Recognized options are:
- albums=<x>[,<x>...]
- Only convert tracks on the specified albums (by albumid)
- loose
- By default, this conversion will only manipulate ogg files that were generated by the Thundaural ripper script. Unfortuantely, older versions of the script didn't tag the file with that information, making it difficult to determine if the ripper script was responsible for that file. Setting loose=1 overrides that detection, and will force an update to the file even if it doesn't look like the Thundaural ripper script generated the file.
- limit=<number<
- Retag and rename at most <number> files. You can use this to work on the database incrementally to ensure that everything is working alright.
- pause=<seconds<
- Pause for <seconds> seconds between retagging and renaming each file.
- skipiflooksdone
- If the filename looks like it has the track number already in it, skip processing that file outright. Used in conjunction with limit to skip files processed during previous runs.
- dryrun
- don't actually change anything, just print out what would be done.

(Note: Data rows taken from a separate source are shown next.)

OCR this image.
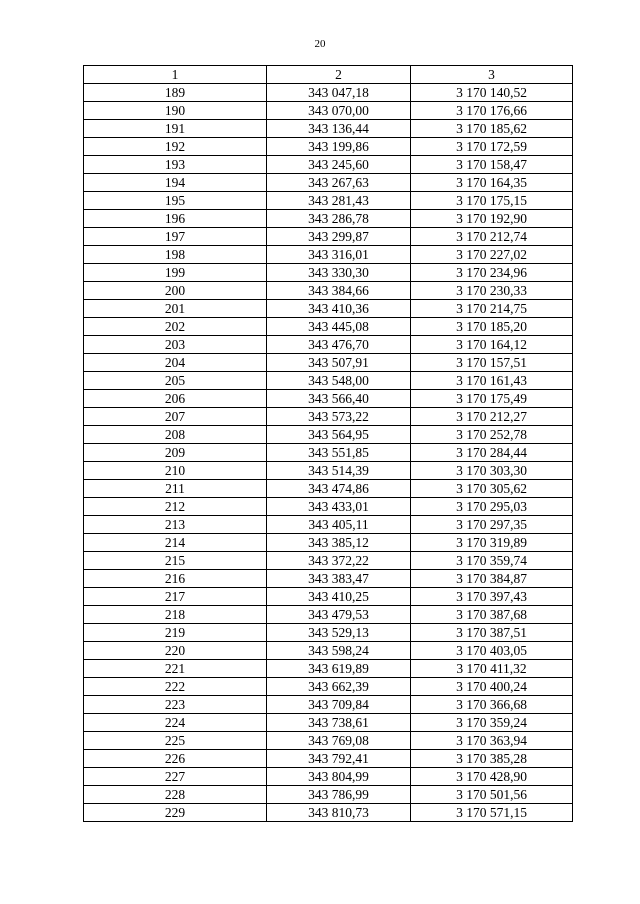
20
1	2	3
189	343 047,18	3 170 140,52
190	343 070,00	3 170 176,66
191	343 136,44	3 170 185,62
192	343 199,86	3 170 172,59
193	343 245,60	3 170 158,47
194	343 267,63	3 170 164,35
195	343 281,43	3 170 175,15
196	343 286,78	3 170 192,90
197	343 299,87	3 170 212,74
198	343 316,01	3 170 227,02
199	343 330,30	3 170 234,96
200	343 384,66	3 170 230,33
201	343 410,36	3 170 214,75
202	343 445,08	3 170 185,20
203	343 476,70	3 170 164,12
204	343 507,91	3 170 157,51
205	343 548,00	3 170 161,43
206	343 566,40	3 170 175,49
207	343 573,22	3 170 212,27
208	343 564,95	3 170 252,78
209	343 551,85	3 170 284,44
210	343 514,39	3 170 303,30
211	343 474,86	3 170 305,62
212	343 433,01	3 170 295,03
213	343 405,11	3 170 297,35
214	343 385,12	3 170 319,89
215	343 372,22	3 170 359,74
216	343 383,47	3 170 384,87
217	343 410,25	3 170 397,43
218	343 479,53	3 170 387,68
219	343 529,13	3 170 387,51
220	343 598,24	3 170 403,05
221	343 619,89	3 170 411,32
222	343 662,39	3 170 400,24
223	343 709,84	3 170 366,68
224	343 738,61	3 170 359,24
225	343 769,08	3 170 363,94
226	343 792,41	3 170 385,28
227	343 804,99	3 170 428,90
228	343 786,99	3 170 501,56
229	343 810,73	3 170 571,15
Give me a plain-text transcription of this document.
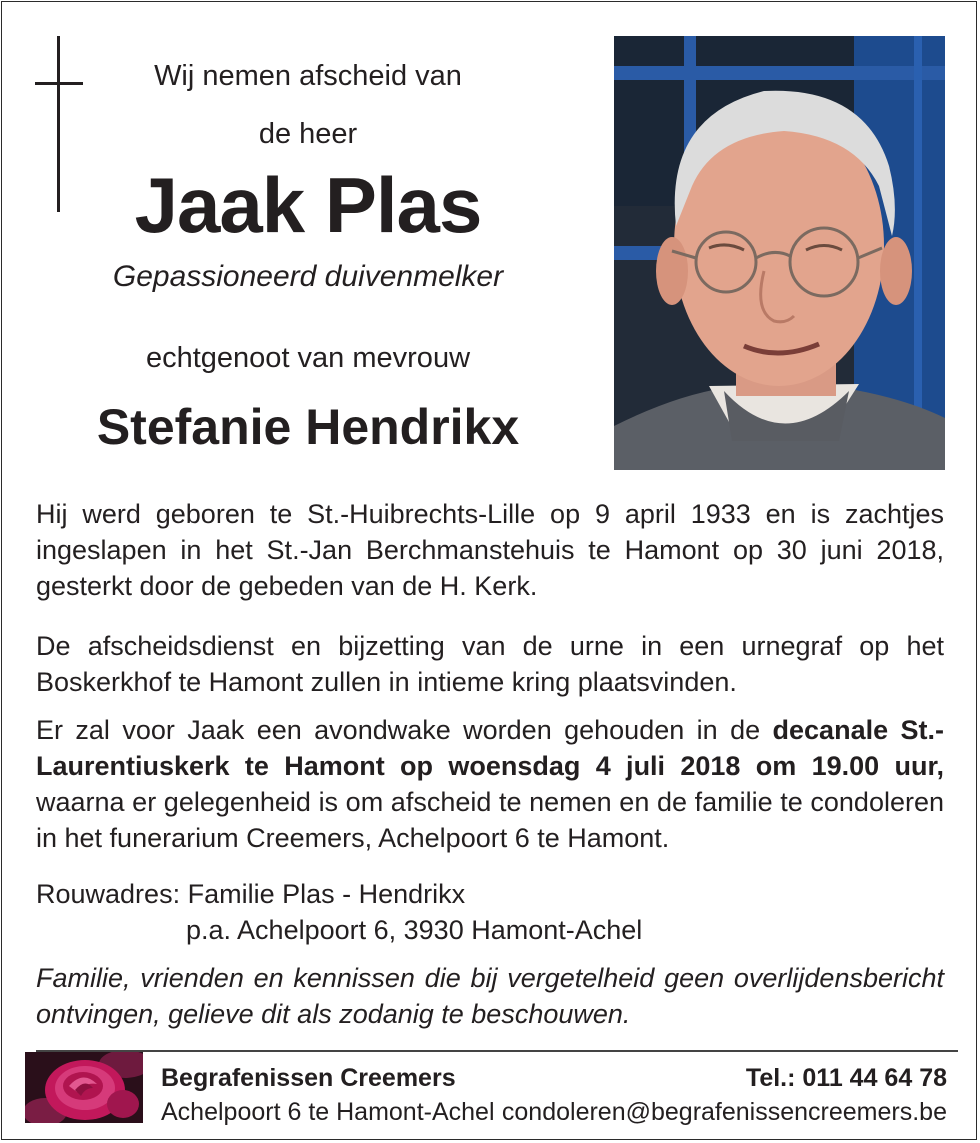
Wij nemen afscheid van
de heer
Jaak Plas
Gepassioneerd duivenmelker
echtgenoot van mevrouw
Stefanie Hendrikx
Hij werd geboren te St.-Huibrechts-Lille op 9 april 1933 en is zachtjes ingeslapen in het St.-Jan Berchmanstehuis te Hamont op 30 juni 2018, gesterkt door de gebeden van de H. Kerk.
De afscheidsdienst en bijzetting van de urne in een urnegraf op het Boskerkhof te Hamont zullen in intieme kring plaatsvinden.
Er zal voor Jaak een avondwake worden gehouden in de decanale St.-Laurentiuskerk te Hamont op woensdag 4 juli 2018 om 19.00 uur, waarna er gelegenheid is om afscheid te nemen en de familie te condoleren in het funerarium Creemers, Achelpoort 6 te Hamont.
Rouwadres: Familie Plas - Hendrikx
p.a. Achelpoort 6, 3930 Hamont-Achel
Familie, vrienden en kennissen die bij vergetelheid geen overlijdensbericht ontvingen, gelieve dit als zodanig te beschouwen.
Begrafenissen Creemers
Achelpoort 6 te Hamont-Achel
Tel.: 011 44 64 78
condoleren@begrafenissencreemers.be
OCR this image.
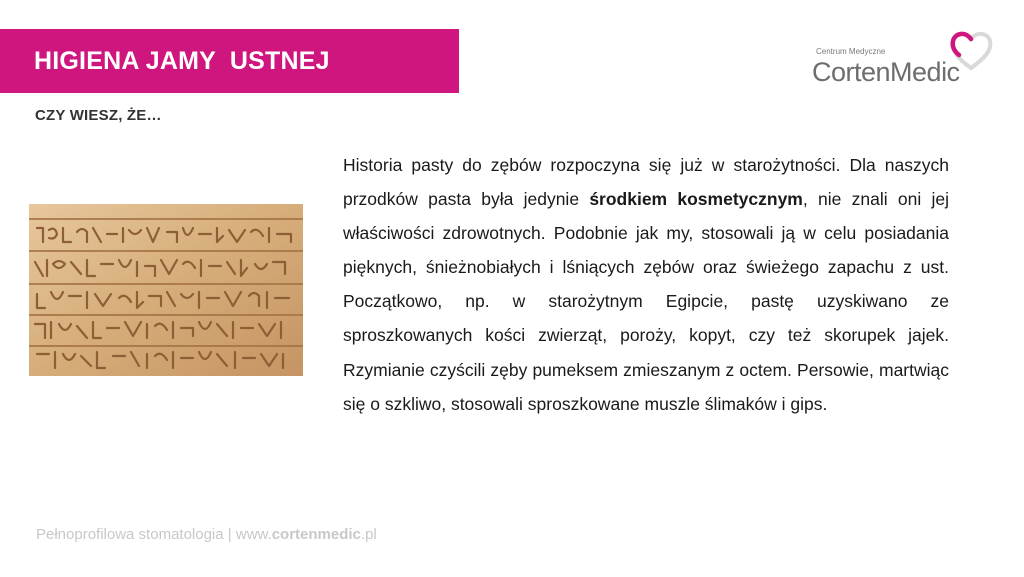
HIGIENA JAMY  USTNEJ	Centrum Medyczne
CortenMedic
CZY WIESZ, ŻE…
Historia pasty do zębów rozpoczyna się już w starożytności. Dla naszych przodków pasta była jedynie środkiem kosmetycznym, nie znali oni jej właściwości zdrowotnych. Podobnie jak my, stosowali ją w celu posiadania pięknych, śnieżnobiałych i lśniących zębów oraz świeżego zapachu z ust. Początkowo, np. w starożytnym Egipcie, pastę uzyskiwano ze sproszkowanych kości zwierząt, poroży, kopyt, czy też skorupek jajek. Rzymianie czyścili zęby pumeksem zmieszanym z octem. Persowie, martwiąc się o szkliwo, stosowali sproszkowane muszle ślimaków i gips.
Pełnoprofilowa stomatologia | www.cortenmedic.pl
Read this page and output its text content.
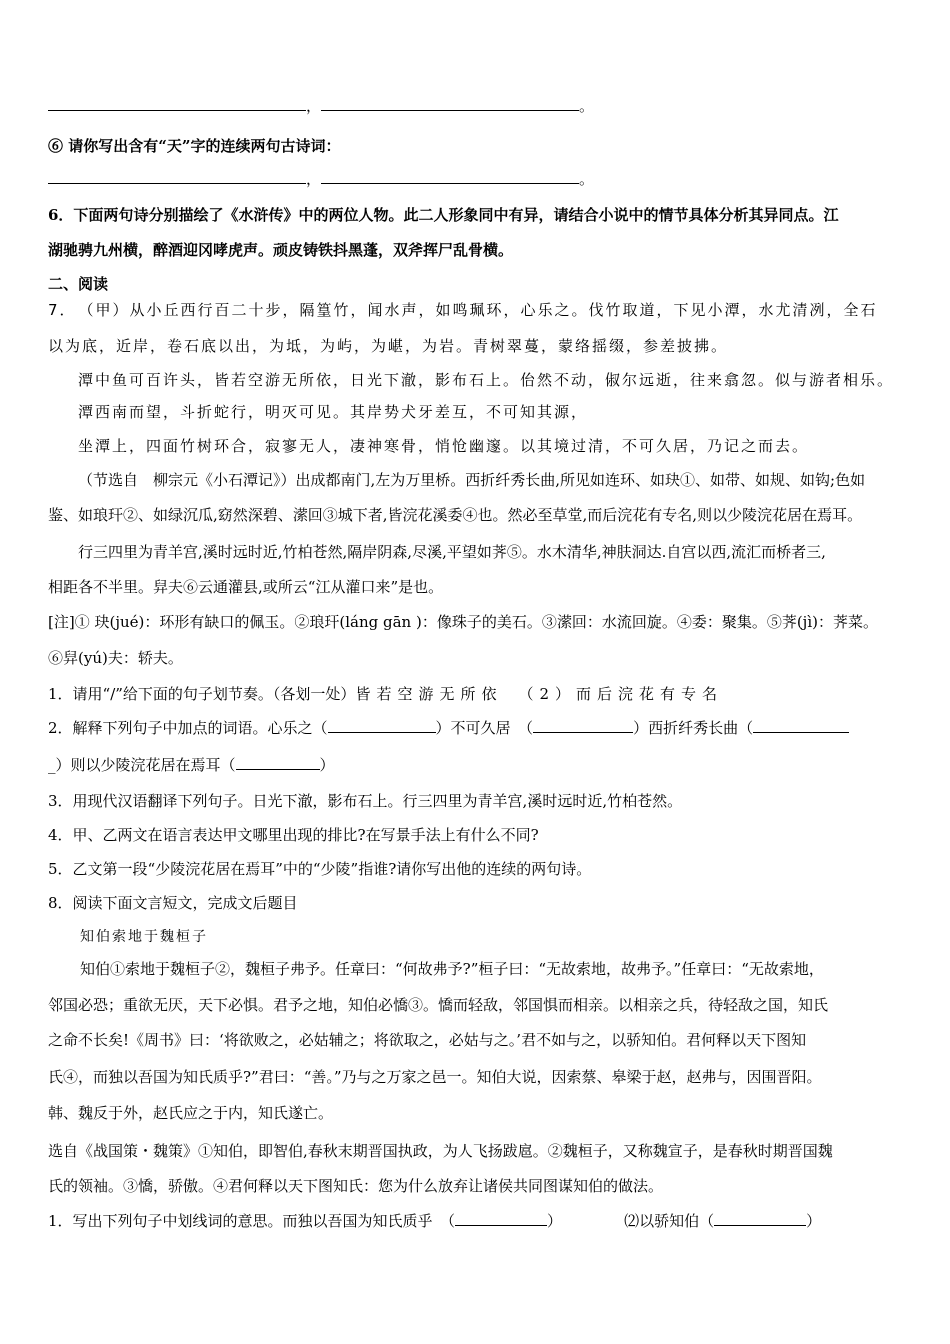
，	。
⑥ 请你写出含有“天”字的连续两句古诗词：
，	。
6．下面两句诗分别描绘了《水浒传》中的两位人物。此二人形象同中有异，请结合小说中的情节具体分析其异同点。江
湖驰骋九州横，醉酒迎冈哮虎声。顽皮铸铁抖黑蓬，双斧挥尸乱骨横。
二、阅读
7．　（甲）从小丘西行百二十步，隔篁竹，闻水声，如鸣珮环，心乐之。伐竹取道，下见小潭，水尤清冽，全石
以为底，近岸，卷石底以出，为坻，为屿，为嵁，为岩。青树翠蔓，蒙络摇缀，参差披拂。
潭中鱼可百许头，皆若空游无所依，日光下澈，影布石上。佁然不动，俶尔远逝，往来翕忽。似与游者相乐。
潭西南而望，斗折蛇行，明灭可见。其岸势犬牙差互，不可知其源，
坐潭上，四面竹树环合，寂寥无人，凄神寒骨，悄怆幽邃。以其境过清，不可久居，乃记之而去。
（节选自　柳宗元《小石潭记》）出成都南门,左为万里桥。西折纤秀长曲,所见如连环、如玦①、如带、如规、如钩;色如
鉴、如琅玕②、如绿沉瓜,窈然深碧、潆回③城下者,皆浣花溪委④也。然必至草堂,而后浣花有专名,则以少陵浣花居在焉耳。
行三四里为青羊宫,溪时远时近,竹柏苍然,隔岸阴森,尽溪,平望如荠⑤。水木清华,神肤洞达.自宫以西,流汇而桥者三,
相距各不半里。舁夫⑥云通灌县,或所云“江从灌口来”是也。
[注]① 玦(jué)：环形有缺口的佩玉。②琅玕(láng gān )：像珠子的美石。③潆回：水流回旋。④委：聚集。⑤荠(jì)：荠菜。
⑥舁(yú)夫：轿夫。
1．请用“/”给下面的句子划节奏。（各划一处）皆若空游无所依 （2）而后浣花有专名
2．解释下列句子中加点的词语。心乐之（	）不可久居　（	）西折纤秀长曲（
_）则以少陵浣花居在焉耳（	）
3．用现代汉语翻译下列句子。日光下澈，影布石上。行三四里为青羊宫,溪时远时近,竹柏苍然。
4．甲、乙两文在语言表达甲文哪里出现的排比?在写景手法上有什么不同?
5．乙文第一段“少陵浣花居在焉耳”中的“少陵”指谁?请你写出他的连续的两句诗。
8．阅读下面文言短文，完成文后题目
知伯索地于魏桓子
知伯①索地于魏桓子②，魏桓子弗予。任章曰：“何故弗予?”桓子曰：“无故索地，故弗予。”任章曰：“无故索地，
邻国必恐；重欲无厌，天下必惧。君予之地，知伯必憍③。憍而轻敌，邻国惧而相亲。以相亲之兵，待轻敌之国，知氏
之命不长矣!《周书》曰：‘将欲败之，必姑辅之；将欲取之，必姑与之。’君不如与之，以骄知伯。君何释以天下图知
氏④，而独以吾国为知氏质乎?”君曰：“善。”乃与之万家之邑一。知伯大说，因索蔡、皋梁于赵，赵弗与，因围晋阳。
韩、魏反于外，赵氏应之于内，知氏遂亡。
选自《战国策・魏策》①知伯，即智伯,春秋末期晋国执政，为人飞扬跋扈。②魏桓子，又称魏宣子，是春秋时期晋国魏
氏的领袖。③憍，骄傲。④君何释以天下图知氏：您为什么放弃让诸侯共同图谋知伯的做法。
1．写出下列句子中划线词的意思。而独以吾国为知氏质乎　（	）	⑵以骄知伯（	）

invoke this conversion like this:
server.pl --convert 'tracknumtags:loose;limit=5;pause=1;skipiflooksdone;albums=3,5'
You may want to make a backup copy of your storagedir (/home/storage) before performing this. Use the dryrun option to make sure things will happen like they should. This conversion will also add CDINDEXID, CDDBID, and METASOURCE tags to the file if these values exist in the database for the album this track came from, and rename the files to have fields in the name delimited by double colons, rather than hyphens (I think double colons are rarer in artist, album and track names than a hyphen, it's also not a shell or regular expression metacharacter), in order to improve future matching on the fields in the name (if necessary, which should be rare, but you never know).
First, run:
./server.pl --convert 'tracknumtags:loose;skipiflooksdone' --prog vorbiscomment:`which vorbiscomment`
And watch the output -- you might want to pipe it to a file to review. I know it produces a lot of output, sorry about that. If you see in the output that some of the tracks were not procsesed because they contained what looked like a track number already, find out which albumid it was and execute:
./server.pl --convert 'tracknumtags:loose;albums=XXX' --prog vorbiscomment:`which vorbiscomment`
where XXX is the albumid you want to convert.